The Opioid Antagonist Naltrexone Reverses Dry Eye and Enhances Corneal Wound Healing in Type II (db/db) Mice

Complications of type II diabetes include delayed re‐epithelialization of the cornea and dry eye. The etiology, pathogenesis, and treatment of these conditions are unclear. In this study, homozygous genetic mice (B6.Cg‐m+/+Leprdb/J, db/db), a model for Type II diabetes, and C57BL/6 wildtype (WT) animals, were utilized to study the rates of corneal wound closure and tear production. Db/db and WT mice weighed 45g and 25g, respectively, and the db/db animals had blood glucose levels of 250–400 mg/dl.

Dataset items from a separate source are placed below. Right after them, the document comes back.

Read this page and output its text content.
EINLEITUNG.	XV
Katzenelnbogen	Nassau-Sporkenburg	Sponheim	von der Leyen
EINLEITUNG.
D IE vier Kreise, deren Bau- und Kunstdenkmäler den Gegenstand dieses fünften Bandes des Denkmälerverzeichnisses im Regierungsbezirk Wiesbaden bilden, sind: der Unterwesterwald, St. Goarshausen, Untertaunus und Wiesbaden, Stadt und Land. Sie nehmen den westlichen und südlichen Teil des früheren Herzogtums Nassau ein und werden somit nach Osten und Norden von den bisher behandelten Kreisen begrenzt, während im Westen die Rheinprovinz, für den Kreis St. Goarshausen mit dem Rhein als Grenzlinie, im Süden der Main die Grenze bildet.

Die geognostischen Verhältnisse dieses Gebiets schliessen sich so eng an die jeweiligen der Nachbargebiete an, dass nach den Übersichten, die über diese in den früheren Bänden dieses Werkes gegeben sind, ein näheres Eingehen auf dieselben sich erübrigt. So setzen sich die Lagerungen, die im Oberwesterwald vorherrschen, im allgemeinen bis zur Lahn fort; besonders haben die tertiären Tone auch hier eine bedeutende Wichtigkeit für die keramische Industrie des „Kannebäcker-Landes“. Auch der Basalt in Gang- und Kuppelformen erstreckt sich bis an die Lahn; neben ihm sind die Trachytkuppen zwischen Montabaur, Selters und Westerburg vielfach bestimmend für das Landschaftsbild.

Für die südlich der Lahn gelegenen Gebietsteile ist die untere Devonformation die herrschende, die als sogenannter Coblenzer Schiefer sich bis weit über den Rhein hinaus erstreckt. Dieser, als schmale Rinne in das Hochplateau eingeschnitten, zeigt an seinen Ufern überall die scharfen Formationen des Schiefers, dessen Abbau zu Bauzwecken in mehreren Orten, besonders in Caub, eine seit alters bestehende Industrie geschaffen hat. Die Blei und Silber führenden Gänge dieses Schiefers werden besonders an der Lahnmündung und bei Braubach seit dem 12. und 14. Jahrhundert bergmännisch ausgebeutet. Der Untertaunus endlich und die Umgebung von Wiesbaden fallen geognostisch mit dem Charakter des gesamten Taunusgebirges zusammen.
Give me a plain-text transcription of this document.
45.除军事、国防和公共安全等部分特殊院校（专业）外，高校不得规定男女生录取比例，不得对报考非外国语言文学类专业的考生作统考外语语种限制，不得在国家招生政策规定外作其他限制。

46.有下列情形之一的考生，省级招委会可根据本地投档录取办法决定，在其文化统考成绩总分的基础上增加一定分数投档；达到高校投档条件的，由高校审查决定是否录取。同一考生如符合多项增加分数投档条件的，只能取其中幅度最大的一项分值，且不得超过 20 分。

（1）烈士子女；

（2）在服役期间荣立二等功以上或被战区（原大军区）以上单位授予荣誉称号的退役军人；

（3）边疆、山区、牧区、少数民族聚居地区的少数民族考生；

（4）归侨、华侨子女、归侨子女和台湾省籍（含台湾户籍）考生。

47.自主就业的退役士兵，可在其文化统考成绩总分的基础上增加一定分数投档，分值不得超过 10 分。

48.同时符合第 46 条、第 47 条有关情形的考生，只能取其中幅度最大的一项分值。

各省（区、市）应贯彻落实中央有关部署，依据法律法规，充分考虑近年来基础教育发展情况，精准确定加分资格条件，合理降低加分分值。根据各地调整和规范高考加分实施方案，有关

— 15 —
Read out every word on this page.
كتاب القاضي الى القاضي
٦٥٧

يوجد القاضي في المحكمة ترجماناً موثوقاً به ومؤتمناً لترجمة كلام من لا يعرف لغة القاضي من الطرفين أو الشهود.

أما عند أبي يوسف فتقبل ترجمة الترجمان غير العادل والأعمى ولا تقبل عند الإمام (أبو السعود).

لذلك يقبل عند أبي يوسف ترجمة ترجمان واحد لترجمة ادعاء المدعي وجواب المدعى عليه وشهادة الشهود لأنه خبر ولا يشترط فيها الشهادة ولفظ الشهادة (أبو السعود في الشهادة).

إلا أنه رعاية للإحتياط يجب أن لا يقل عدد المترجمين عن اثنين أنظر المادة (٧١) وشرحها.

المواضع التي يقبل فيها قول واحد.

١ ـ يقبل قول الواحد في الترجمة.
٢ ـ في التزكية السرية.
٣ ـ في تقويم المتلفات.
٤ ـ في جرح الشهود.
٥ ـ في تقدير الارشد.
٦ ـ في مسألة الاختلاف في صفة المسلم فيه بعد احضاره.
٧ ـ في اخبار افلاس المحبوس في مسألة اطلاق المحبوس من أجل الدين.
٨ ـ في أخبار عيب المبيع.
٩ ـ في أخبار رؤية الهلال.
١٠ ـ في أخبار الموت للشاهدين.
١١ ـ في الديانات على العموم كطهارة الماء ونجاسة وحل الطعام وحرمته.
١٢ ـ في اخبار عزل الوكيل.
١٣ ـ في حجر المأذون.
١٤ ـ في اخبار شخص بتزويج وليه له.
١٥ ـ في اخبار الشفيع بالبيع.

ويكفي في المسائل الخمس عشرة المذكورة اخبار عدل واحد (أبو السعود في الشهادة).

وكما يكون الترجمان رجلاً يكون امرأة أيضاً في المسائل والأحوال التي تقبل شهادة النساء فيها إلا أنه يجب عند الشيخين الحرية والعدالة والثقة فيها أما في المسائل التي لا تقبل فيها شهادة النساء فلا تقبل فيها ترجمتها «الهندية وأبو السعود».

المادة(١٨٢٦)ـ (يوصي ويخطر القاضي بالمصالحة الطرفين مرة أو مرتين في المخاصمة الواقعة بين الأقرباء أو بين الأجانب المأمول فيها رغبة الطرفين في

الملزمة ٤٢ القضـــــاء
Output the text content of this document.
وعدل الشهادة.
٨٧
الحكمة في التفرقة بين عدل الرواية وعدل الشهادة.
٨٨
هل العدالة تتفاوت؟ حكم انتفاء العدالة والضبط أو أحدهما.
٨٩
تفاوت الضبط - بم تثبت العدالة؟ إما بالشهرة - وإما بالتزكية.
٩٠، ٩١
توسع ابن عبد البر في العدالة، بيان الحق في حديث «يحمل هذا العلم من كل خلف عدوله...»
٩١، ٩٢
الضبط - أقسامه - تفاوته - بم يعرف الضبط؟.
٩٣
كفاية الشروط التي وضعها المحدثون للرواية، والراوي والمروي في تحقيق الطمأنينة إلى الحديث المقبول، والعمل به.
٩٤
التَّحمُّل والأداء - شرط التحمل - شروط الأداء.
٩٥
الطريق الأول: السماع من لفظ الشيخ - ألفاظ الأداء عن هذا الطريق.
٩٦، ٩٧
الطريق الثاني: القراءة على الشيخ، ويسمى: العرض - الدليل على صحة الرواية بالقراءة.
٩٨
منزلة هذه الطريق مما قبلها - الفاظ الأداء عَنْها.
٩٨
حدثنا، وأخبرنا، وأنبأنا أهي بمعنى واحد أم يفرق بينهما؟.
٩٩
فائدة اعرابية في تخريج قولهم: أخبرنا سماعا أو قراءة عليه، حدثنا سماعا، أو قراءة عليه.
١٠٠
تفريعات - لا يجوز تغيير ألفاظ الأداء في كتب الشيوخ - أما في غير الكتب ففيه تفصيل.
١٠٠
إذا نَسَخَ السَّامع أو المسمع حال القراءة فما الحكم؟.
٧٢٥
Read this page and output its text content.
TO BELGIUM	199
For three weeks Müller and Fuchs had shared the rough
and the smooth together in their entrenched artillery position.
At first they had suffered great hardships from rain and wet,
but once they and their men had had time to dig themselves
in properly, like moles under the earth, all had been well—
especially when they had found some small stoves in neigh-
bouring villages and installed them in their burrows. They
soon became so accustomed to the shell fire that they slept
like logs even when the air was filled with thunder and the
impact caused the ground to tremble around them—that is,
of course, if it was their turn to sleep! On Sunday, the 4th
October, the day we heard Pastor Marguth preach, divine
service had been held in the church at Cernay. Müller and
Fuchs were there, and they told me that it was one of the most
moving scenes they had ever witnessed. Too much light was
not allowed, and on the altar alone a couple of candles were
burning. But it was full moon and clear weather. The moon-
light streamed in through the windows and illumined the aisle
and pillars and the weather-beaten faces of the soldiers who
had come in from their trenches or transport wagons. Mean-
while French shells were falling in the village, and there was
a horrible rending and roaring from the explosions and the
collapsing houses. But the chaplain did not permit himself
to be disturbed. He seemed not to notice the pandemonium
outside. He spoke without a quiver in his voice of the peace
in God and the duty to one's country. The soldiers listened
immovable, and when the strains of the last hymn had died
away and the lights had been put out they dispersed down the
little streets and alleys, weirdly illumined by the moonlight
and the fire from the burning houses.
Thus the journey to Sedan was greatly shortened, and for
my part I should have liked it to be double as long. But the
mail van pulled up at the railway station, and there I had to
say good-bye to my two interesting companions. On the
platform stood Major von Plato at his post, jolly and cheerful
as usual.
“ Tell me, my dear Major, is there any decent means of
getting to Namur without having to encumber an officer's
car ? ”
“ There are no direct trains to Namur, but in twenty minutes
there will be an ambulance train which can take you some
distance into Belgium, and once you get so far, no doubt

Central corneal abrasions were treated 3x/day with 10‐5 M naltrexone (NTX) dissolved in Vigamox. At 72 hr, the residual corneal abrasion in db/db mice receiving vehicle was 14.7±4.3 mm2 in comparison to 9.2±2.5 mm2 for db/db mice receiving NTX. WT mice receiving vehicle or NTX had corneal wounds of 8.4±2.1 mm2 and 4.9±1.5 mm2. Baseline Schirmer scores for db/db mice measured 3–4 mm indicating dry eye; following 1 drop of NTX scores averaged 8.8±0.5 mm (p<0.05). Normal tear production in db/db mice was evident for 72 hr, but returned to a dry eye condition at 90 hr. Vehicle alone had no affect on tear production in db/db mice or WT mice, and NTX did not alter normal eyes with Schirmer scores ranging from 6–11 mm. These data indicate that NTX reverses corneal complications in Type II diabetic mice, and supports novel therapeutic approaches for treatment of corneal complications. Supported by ARRA award NIH/NEI EY016666‐04S1.